Each brand and type of plant-based milk has a different nutrient profile, though they are all fortified with vitamin B12. Almond milk contains 3 mcg per cup, while oat milk offers 25-100% DV depending on the brand. According to this source, approximately 1 in 5 plant based yogurt brands have adequate vitamin B12 and vitamin D fortification. Some may contain very little B12 or even none at all.
There is no UL for vitamin B12 because it is a water-soluble vitamin. If your body does not absorb excess B12, it will be excreted through your urine. If you are thinking about megadosing, it is best to consult your physician for the best dosage and protocol for you. It is possible, though not common, that you may experience some side effects if taking high doses of B12. Gas, bloating, headaches, fatigue, diarrhea, tingling hands and feet, and skin rashes are among the most frequent side effects. These symptoms are easily remedied, but do not let them go unaddressed.

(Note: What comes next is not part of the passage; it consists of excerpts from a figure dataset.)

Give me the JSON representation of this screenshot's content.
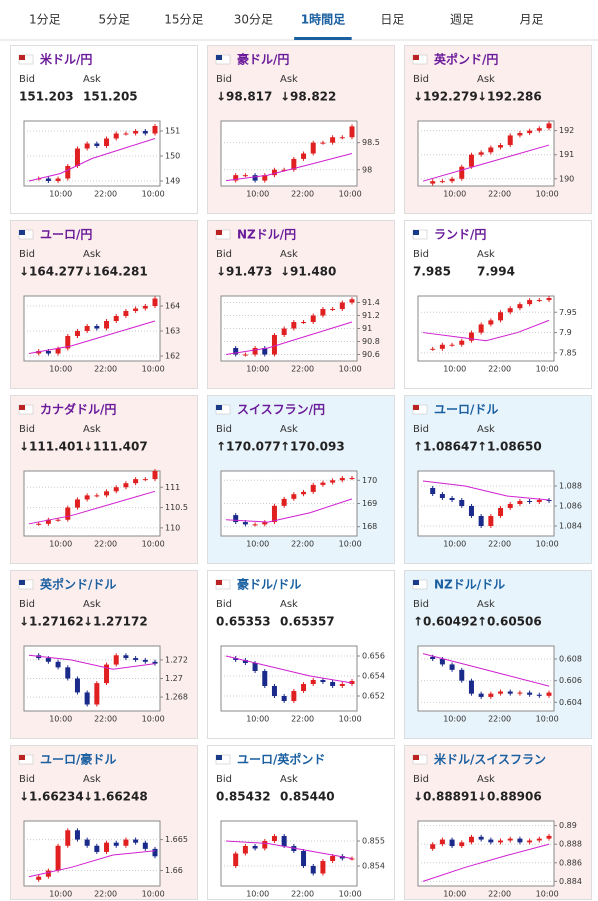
{
  "tabs": [
    "1分足",
    "5分足",
    "15分足",
    "30分足",
    "1時間足",
    "日足",
    "週足",
    "月足"
  ],
  "active_tab": 4,
  "bid_label": "Bid",
  "ask_label": "Ask",
  "time_labels": [
    "10:00",
    "22:00",
    "10:00"
  ],
  "cards": [
    {
      "name": "米ドル/円",
      "bid": "151.203",
      "ask": "151.205",
      "color": "#ffffff",
      "name_color": "#6a1b9a",
      "ylim": [
        148.8,
        151.4
      ],
      "yticks": [
        149,
        150,
        151
      ],
      "closes": [
        149.1,
        149.1,
        149.0,
        149.1,
        149.6,
        150.3,
        150.5,
        150.4,
        150.7,
        150.9,
        150.9,
        151.0,
        150.9,
        151.2
      ],
      "ma": [
        149.0,
        149.3,
        149.9,
        150.3,
        150.7
      ]
    },
    {
      "name": "豪ドル/円",
      "bid": "↓98.817",
      "ask": "↓98.822",
      "color": "#fdeeee",
      "name_color": "#6a1b9a",
      "ylim": [
        97.7,
        98.9
      ],
      "yticks": [
        98,
        98.5
      ],
      "closes": [
        97.8,
        97.9,
        97.9,
        97.8,
        97.9,
        98.0,
        98.0,
        98.2,
        98.3,
        98.5,
        98.5,
        98.6,
        98.6,
        98.8
      ],
      "ma": [
        97.8,
        97.9,
        98.1,
        98.3
      ]
    },
    {
      "name": "英ポンド/円",
      "bid": "↓192.279",
      "ask": "↓192.286",
      "color": "#fdeeee",
      "name_color": "#6a1b9a",
      "ylim": [
        189.7,
        192.4
      ],
      "yticks": [
        190,
        191,
        192
      ],
      "closes": [
        189.8,
        189.9,
        189.9,
        190.0,
        190.5,
        191.0,
        191.1,
        191.3,
        191.4,
        191.8,
        191.9,
        192.0,
        192.1,
        192.3
      ],
      "ma": [
        189.9,
        190.4,
        190.9,
        191.4
      ]
    },
    {
      "name": "ユーロ/円",
      "bid": "↓164.277",
      "ask": "↓164.281",
      "color": "#fdeeee",
      "name_color": "#6a1b9a",
      "ylim": [
        161.8,
        164.4
      ],
      "yticks": [
        162,
        163,
        164
      ],
      "closes": [
        162.1,
        162.2,
        162.1,
        162.3,
        162.8,
        163.0,
        163.2,
        163.1,
        163.4,
        163.6,
        163.8,
        163.9,
        164.0,
        164.3
      ],
      "ma": [
        162.1,
        162.4,
        162.9,
        163.4
      ]
    },
    {
      "name": "NZドル/円",
      "bid": "↓91.473",
      "ask": "↓91.480",
      "color": "#fdeeee",
      "name_color": "#6a1b9a",
      "ylim": [
        90.5,
        91.5
      ],
      "yticks": [
        90.6,
        90.8,
        91,
        91.2,
        91.4
      ],
      "closes": [
        90.7,
        90.6,
        90.6,
        90.7,
        90.6,
        90.9,
        91.0,
        91.1,
        91.1,
        91.2,
        91.3,
        91.3,
        91.4,
        91.45
      ],
      "ma": [
        90.6,
        90.7,
        90.9,
        91.1
      ]
    },
    {
      "name": "ランド/円",
      "bid": "7.985",
      "ask": "7.994",
      "color": "#ffffff",
      "name_color": "#6a1b9a",
      "ylim": [
        7.83,
        7.99
      ],
      "yticks": [
        7.85,
        7.9,
        7.95
      ],
      "closes": [
        7.86,
        7.86,
        7.87,
        7.87,
        7.88,
        7.9,
        7.92,
        7.93,
        7.95,
        7.96,
        7.97,
        7.98,
        7.98,
        7.985
      ],
      "ma": [
        7.9,
        7.89,
        7.88,
        7.9,
        7.93
      ]
    },
    {
      "name": "カナダドル/円",
      "bid": "↓111.401",
      "ask": "↓111.407",
      "color": "#fdeeee",
      "name_color": "#6a1b9a",
      "ylim": [
        109.8,
        111.4
      ],
      "yticks": [
        110,
        110.5,
        111
      ],
      "closes": [
        110.1,
        110.1,
        110.2,
        110.2,
        110.5,
        110.7,
        110.8,
        110.8,
        110.9,
        111.0,
        111.1,
        111.2,
        111.2,
        111.4
      ],
      "ma": [
        110.1,
        110.3,
        110.6,
        110.9
      ]
    },
    {
      "name": "スイスフラン/円",
      "bid": "↑170.077",
      "ask": "↑170.093",
      "color": "#e8f4fb",
      "name_color": "#6a1b9a",
      "ylim": [
        167.6,
        170.4
      ],
      "yticks": [
        168,
        169,
        170
      ],
      "closes": [
        168.5,
        168.2,
        168.1,
        168.1,
        168.2,
        168.9,
        169.2,
        169.4,
        169.5,
        169.8,
        169.9,
        170.0,
        170.1,
        170.1
      ],
      "ma": [
        168.3,
        168.2,
        168.6,
        169.2
      ]
    },
    {
      "name": "ユーロ/ドル",
      "bid": "↑1.08647",
      "ask": "↑1.08650",
      "color": "#e8f4fb",
      "name_color": "#1a5fa0",
      "ylim": [
        1.083,
        1.0895
      ],
      "yticks": [
        1.084,
        1.086,
        1.088
      ],
      "closes": [
        1.0878,
        1.0872,
        1.0868,
        1.0866,
        1.086,
        1.085,
        1.084,
        1.085,
        1.0858,
        1.0862,
        1.0865,
        1.0864,
        1.0866,
        1.0865
      ],
      "ma": [
        1.0885,
        1.088,
        1.087,
        1.0866
      ]
    },
    {
      "name": "英ポンド/ドル",
      "bid": "↓1.27162",
      "ask": "↓1.27172",
      "color": "#fdeeee",
      "name_color": "#1a5fa0",
      "ylim": [
        1.2665,
        1.2735
      ],
      "yticks": [
        1.268,
        1.27,
        1.272
      ],
      "closes": [
        1.2725,
        1.2722,
        1.2718,
        1.2712,
        1.27,
        1.2685,
        1.2672,
        1.2695,
        1.2715,
        1.2725,
        1.2722,
        1.272,
        1.2718,
        1.2716
      ],
      "ma": [
        1.2725,
        1.272,
        1.271,
        1.2716
      ]
    },
    {
      "name": "豪ドル/ドル",
      "bid": "0.65353",
      "ask": "0.65357",
      "color": "#ffffff",
      "name_color": "#1a5fa0",
      "ylim": [
        0.6505,
        0.657
      ],
      "yticks": [
        0.652,
        0.654,
        0.656
      ],
      "closes": [
        0.6558,
        0.6556,
        0.6553,
        0.6545,
        0.653,
        0.652,
        0.6515,
        0.6525,
        0.6532,
        0.6536,
        0.6534,
        0.653,
        0.6532,
        0.6535
      ],
      "ma": [
        0.656,
        0.655,
        0.654,
        0.6533
      ]
    },
    {
      "name": "NZドル/ドル",
      "bid": "↑0.60492",
      "ask": "↑0.60506",
      "color": "#e8f4fb",
      "name_color": "#1a5fa0",
      "ylim": [
        0.6032,
        0.6092
      ],
      "yticks": [
        0.604,
        0.606,
        0.608
      ],
      "closes": [
        0.6082,
        0.608,
        0.6075,
        0.607,
        0.606,
        0.6048,
        0.6045,
        0.6048,
        0.605,
        0.6048,
        0.6049,
        0.6047,
        0.6046,
        0.6049
      ],
      "ma": [
        0.6085,
        0.6075,
        0.6065,
        0.6055
      ]
    },
    {
      "name": "ユーロ/豪ドル",
      "bid": "↓1.66234",
      "ask": "↓1.66248",
      "color": "#fdeeee",
      "name_color": "#1a5fa0",
      "ylim": [
        1.6575,
        1.668
      ],
      "yticks": [
        1.66,
        1.665
      ],
      "closes": [
        1.6585,
        1.659,
        1.66,
        1.664,
        1.6665,
        1.665,
        1.664,
        1.663,
        1.6645,
        1.664,
        1.665,
        1.6645,
        1.6635,
        1.6623
      ],
      "ma": [
        1.659,
        1.6605,
        1.6625,
        1.6632
      ]
    },
    {
      "name": "ユーロ/英ポンド",
      "bid": "0.85432",
      "ask": "0.85440",
      "color": "#ffffff",
      "name_color": "#1a5fa0",
      "ylim": [
        0.8532,
        0.8558
      ],
      "yticks": [
        0.854,
        0.855
      ],
      "closes": [
        0.854,
        0.8545,
        0.8548,
        0.8547,
        0.855,
        0.8552,
        0.8548,
        0.8546,
        0.854,
        0.8537,
        0.8542,
        0.8544,
        0.8543,
        0.8543
      ],
      "ma": [
        0.855,
        0.8549,
        0.8546,
        0.8543
      ]
    },
    {
      "name": "米ドル/スイスフラン",
      "bid": "↓0.88891",
      "ask": "↓0.88906",
      "color": "#fdeeee",
      "name_color": "#1a5fa0",
      "ylim": [
        0.8835,
        0.8905
      ],
      "yticks": [
        0.884,
        0.886,
        0.888,
        0.89
      ],
      "closes": [
        0.8875,
        0.888,
        0.8885,
        0.8878,
        0.8882,
        0.8888,
        0.8885,
        0.8882,
        0.8884,
        0.8886,
        0.8882,
        0.8884,
        0.8886,
        0.8889
      ],
      "ma": [
        0.884,
        0.8855,
        0.8868,
        0.888
      ]
    }
  ]
}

Taking a vitamin B12 supplement, or any supplement for that matter, is a decision that is best made in conjunction with your physician or a registered dietician. Ideally, it is best to get your B12 from a healthy diet that contains a variety of animal products including fatty fish, shellfish, meat, dairy, eggs, nutritional yeast, and fortified foods. If you are unable to meet all of your body’s B12 needs, supplementation is an excellent, reliable way of doing so. Care/of has a premium brand of B12 The Energizer that provides several forms (methylcobalamin, adenosylcobalamin, and hydroxocobalamin) of B12 to help with absorption of B12 in a vegan formula.
Vitamin B12 is critical for your body’s overall health and wellness. Ideally, you could get enough of it from your diet, but there are some who will need supplements to fill the nutrient gap caused by digestive issues, plant-based diets, pregnancy, lactation, use of medication, or aging. B12 is a water-soluble vitamin so any that your body doesn’t use will be excreted through your urine. Absorption is a critical element in ensuring your vitamin B12 levels are within normal range. The best way to monitor your B12 levels is with a blood test that can be taken by your physician. While deficiencies are rare, they are important to remedy.